If you’ve ever undertaken a replatforming or rebuild of your ecommerce store, you will no doubt have come to understand the importance of technical SEO and how getting it right contributes to a seamless, smooth transition, and getting it wrong can banish your ecommerce store to the deep and darkest wilderness of the Search Engines and completely reverse years of hard work and search performance.

Certainly, the best time to undertake technical SEO is during the web build, but in many instances technical SEO is often an after-though in the web development process.  Without a considered approach during this phase, post go live, time consuming technical SEO audits may be needed to identify and fix any arising issues, so it pays to keep SEO front of mind during your website development.

Not forgetting, technical SEO does extend beyond the site build and has implications for any search engine updates, which is why it’s a good idea to keep Technical SEO on the agenda of a Digital Marketing Game Plan.

Technical SEO is essential for optimising for Search Engine Bots. If technical areas of your ecommerce website are not optimised, there may be an issue with indexing.  If a website has indexing problems, no amount of onsite content or links will help achieve higher ranking positions in the SERPS.  Put simply, if a website is not indexed, it will not be ranked.

Top tips

We’ve pulled together some top SEO recommendations when creating your website, with the help of Econsultancy’s most recent SEO best practise guide published in January 2017, along with our own Williams Commerce SEO checklist we undertake during the development of our websites.

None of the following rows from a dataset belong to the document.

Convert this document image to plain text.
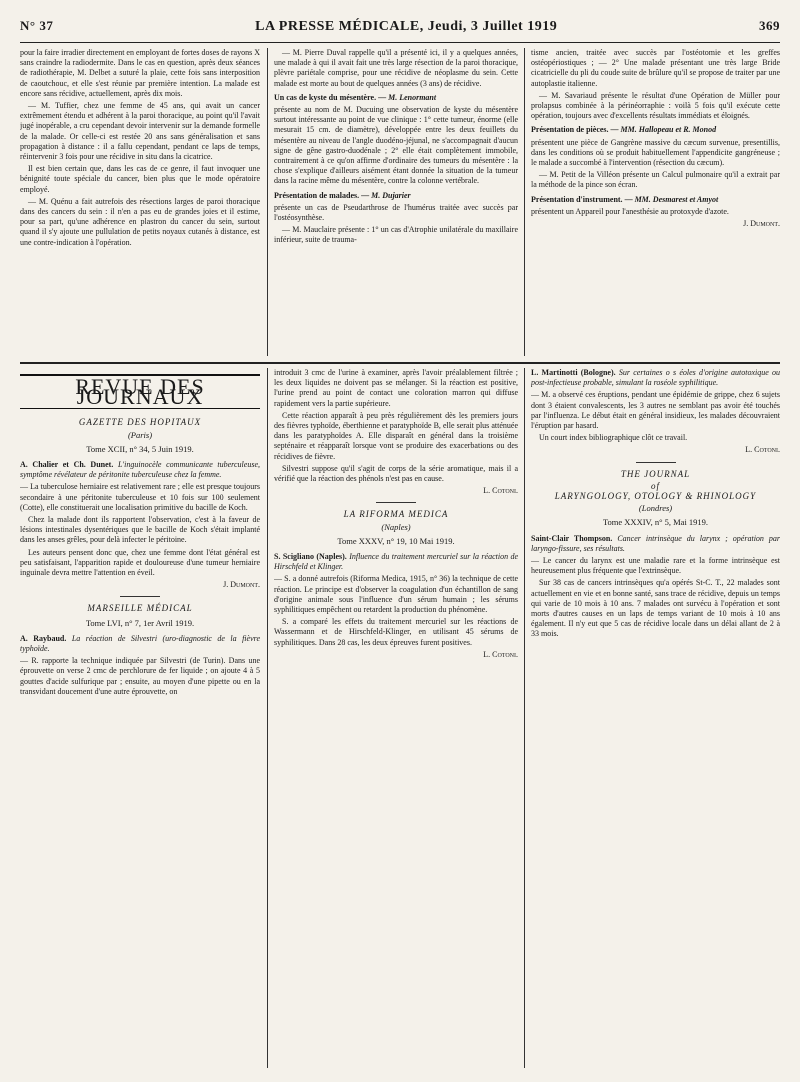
N° 37	LA PRESSE MÉDICALE, Jeudi, 3 Juillet 1919	369

pour la faire irradier directement en employant de fortes doses de rayons X sans craindre la radiodermite. Dans le cas en question, après deux séances de radiothérapie, M. Delbet a suturé la plaie, cette fois sans interposition de caoutchouc, et elle s'est réunie par première intention. La malade est encore sans récidive, actuellement, après dix mois.

— M. Tuffier, chez une femme de 45 ans, qui avait un cancer extrêmement étendu et adhérent à la paroi thoracique, au point qu'il l'avait jugé inopérable, a cru cependant devoir intervenir sur la demande formelle de la malade. Or celle-ci est restée 20 ans sans généralisation et sans propagation à distance : il a fallu cependant, pendant ce laps de temps, réintervenir 3 fois pour une récidive in situ dans la cicatrice.

Il est bien certain que, dans les cas de ce genre, il faut invoquer une bénignité toute spéciale du cancer, bien plus que le mode opératoire employé.

— M. Quénu a fait autrefois des résections larges de paroi thoracique dans des cancers du sein : il n'en a pas eu de grandes joies et il estime, pour sa part, qu'une adhérence en plastron du cancer du sein, surtout quand il s'y ajoute une pullulation de petits noyaux cutanés à distance, est une contre-indication à l'opération.

— M. Pierre Duval rappelle qu'il a présenté ici, il y a quelques années, une malade à qui il avait fait une très large résection de la paroi thoracique, plèvre pariétale comprise, pour une récidive de néoplasme du sein. Cette malade est morte au bout de quelques années (3 ans) de récidive.

Un cas de kyste du mésentère. — M. Lenormant

présente au nom de M. Ducuing une observation de kyste du mésentère surtout intéressante au point de vue clinique : 1° cette tumeur, énorme (elle mesurait 15 cm. de diamètre), développée entre les deux feuillets du mésentère au niveau de l'angle duodéno-jéjunal, ne s'accompagnait d'aucun signe de gêne gastro-duodénale ; 2° elle était complètement immobile, contrairement à ce qu'on affirme d'ordinaire des tumeurs du mésentère : la chose s'explique d'ailleurs aisément étant donnée la situation de la tumeur dans la racine même du mésentère, contre la colonne vertébrale.

Présentation de malades. — M. Dujarier

présente un cas de Pseudarthrose de l'humérus traitée avec succès par l'ostéosynthèse.

— M. Mauclaire présente : 1° un cas d'Atrophie unilatérale du maxillaire inférieur, suite de trauma-

tisme ancien, traitée avec succès par l'ostéotomie et les greffes ostéopériostiques ; — 2° Une malade présentant une très large Bride cicatricielle du pli du coude suite de brûlure qu'il se propose de traiter par une autoplastie italienne.

— M. Savariaud présente le résultat d'une Opération de Müller pour prolapsus combinée à la périnéorraphie : voilà 5 fois qu'il exécute cette opération, toujours avec d'excellents résultats immédiats et éloignés.

Présentation de pièces. — MM. Hallopeau et R. Monod

présentent une pièce de Gangrène massive du cæcum survenue, presentillis, dans les conditions où se produit habituellement l'appendicite gangréneuse ; le malade a succombé à l'intervention (résection du cæcum).

— M. Petit de la Villéon présente un Calcul pulmonaire qu'il a extrait par la méthode de la pince son écran.

Présentation d'instrument. — MM. Desmarest et Amyot

présentent un Appareil pour l'anesthésie au protoxyde d'azote.

J. Dumont.

REVUE DES JOURNAUX
GAZETTE DES HOPITAUX
(Paris)
Tome XCII, n° 34, 5 Juin 1919.

A. Chalier et Ch. Dunet. L'inguinocèle communicante tuberculeuse, symptôme révélateur de péritonite tuberculeuse chez la femme.

— La tuberculose herniaire est relativement rare ; elle est presque toujours secondaire à une péritonite tuberculeuse et 10 fois sur 100 seulement (Cotte), elle constituerait une localisation primitive du bacille de Koch.

Chez la malade dont ils rapportent l'observation, c'est à la faveur de lésions intestinales dysentériques que le bacille de Koch s'était implanté dans les anses grêles, pour delà infecter le péritoine.

Les auteurs pensent donc que, chez une femme dont l'état général est peu satisfaisant, l'apparition rapide et douloureuse d'une tumeur herniaire inguinale devra mettre l'attention en éveil.

J. Dumont.

MARSEILLE MÉDICAL
Tome LVI, n° 7, 1er Avril 1919.

A. Raybaud. La réaction de Silvestri (uro-diagnostic de la fièvre typhoïde.

— R. rapporte la technique indiquée par Silvestri (de Turin). Dans une éprouvette on verse 2 cmc de perchlorure de fer liquide ; on ajoute 4 à 5 gouttes d'acide sulfurique par ; ensuite, au moyen d'une pipette ou en la transvidant doucement d'une autre éprouvette, on

introduit 3 cmc de l'urine à examiner, après l'avoir préalablement filtrée ; les deux liquides ne doivent pas se mélanger. Si la réaction est positive, l'urine prend au point de contact une coloration marron qui diffuse rapidement vers la partie supérieure.

Cette réaction apparaît à peu près régulièrement dès les premiers jours des fièvres typhoïde, éberthienne et paratyphoïde B, elle serait plus atténuée dans les paratyphoïdes A. Elle disparaît en général dans la troisième septénaire et réapparaît lorsque vont se produire des exacerbations ou des récidives de fièvre.

Silvestri suppose qu'il s'agit de corps de la série aromatique, mais il a vérifié que la réaction des phénols n'est pas en cause.

L. Cotoni.

LA RIFORMA MEDICA
(Naples)
Tome XXXV, n° 19, 10 Mai 1919.

S. Scigliano (Naples). Influence du traitement mercuriel sur la réaction de Hirschfeld et Klinger.

— S. a donné autrefois (Riforma Medica, 1915, n° 36) la technique de cette réaction. Le principe est d'observer la coagulation d'un échantillon de sang d'origine animale sous l'influence d'un sérum humain ; les sérums syphilitiques empêchent ou retardent la production du phénomène.

S. a comparé les effets du traitement mercuriel sur les réactions de Wassermann et de Hirschfeld-Klinger, en utilisant 45 sérums de syphilitiques. Dans 28 cas, les deux épreuves furent positives.

L. Cotoni.

L. Martinotti (Bologne). Sur certaines o s éoles d'origine autotoxique ou post-infectieuse probable, simulant la roséole syphilitique.

— M. a observé ces éruptions, pendant une épidémie de grippe, chez 6 sujets dont 3 étaient convalescents, les 3 autres ne semblant pas avoir été touchés par l'influenza. Le début était en général insidieux, les malades découvraient l'éruption par hasard.

Un court index bibliographique clôt ce travail.

L. Cotoni.

THE JOURNAL
of
LARYNGOLOGY, OTOLOGY & RHINOLOGY
(Londres)
Tome XXXIV, n° 5, Mai 1919.

Saint-Clair Thompson. Cancer intrinsèque du larynx ; opération par laryngo-fissure, ses résultats.

— Le cancer du larynx est une maladie rare et la forme intrinsèque est heureusement plus fréquente que l'extrinsèque.

Sur 38 cas de cancers intrinsèques qu'a opérés St-C. T., 22 malades sont actuellement en vie et en bonne santé, sans trace de récidive, depuis un temps qui varie de 10 mois à 10 ans. 7 malades ont survécu à l'opération et sont morts d'autres causes en un laps de temps variant de 10 mois à 10 ans également. Il n'y eut que 5 cas de récidive locale dans un délai allant de 2 à 33 mois.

  • Prioritise Site Speed and optimise this in several ways, image sizes, minifying code, caching solutions and more.
  • Adopt a sensible site architecture and don’t bury pages more than four levels within the site, enabling the search engines to regularly crawl, cache and index pages.
  • HTML Markup – use this to enhance information to web crawlers, markup will help your content to be best formatted and examples include title, description and header tags and structured data markup, to show rich snippets in search.
  • Care about categorisation, dividing your product catalogue in appropriate categories and assigning clean URL structure. Naturally many products will sit in several categories and adopting Canonicalization will support this.
  • What is canonicalization? The process of choosing a preferred URL when there are several choices for an individual page. Tags and redirects are the solution to solve any issues which occur, so that the likes of Google can understand that it’s not a case of duplicated content.
  • Correct use of meta tags is important to ensuring your site can rank effectively for paginated content.
  • What is Pagination? Pagination is often used for ecommerce categories when displaying lots of products can result in issues such as duplicate content of diluting the relevancy of content.
  • Redirection, use 301 redirects to ensure users receive the most relevant content. 301 redirects are permanent redirects, whilst 302 is a temporary redirect.
  • Use robots.txt to block out irrelevant URLs, as well as URLs that generate dynamic content to a website.
  • Avoid dynamic URLs and instead use static URLs. Dynamic links may result in creating duplicate content and worse.
  • Use descriptive URLs that have keywords of the content a website wants to rank for, to help your pages rank more highly.
  • Avoid website cannibalisation with unique copy throughout your site applied to category and product pages. Thinking about the content you want to rank highest for and giving due consideration to the best possible structure for internal linking, subdomains and international sites to enable this.

There’s much more to consider. Engaging the support of an SEO team during your web build can help you ensure you build a strong foundation for future success.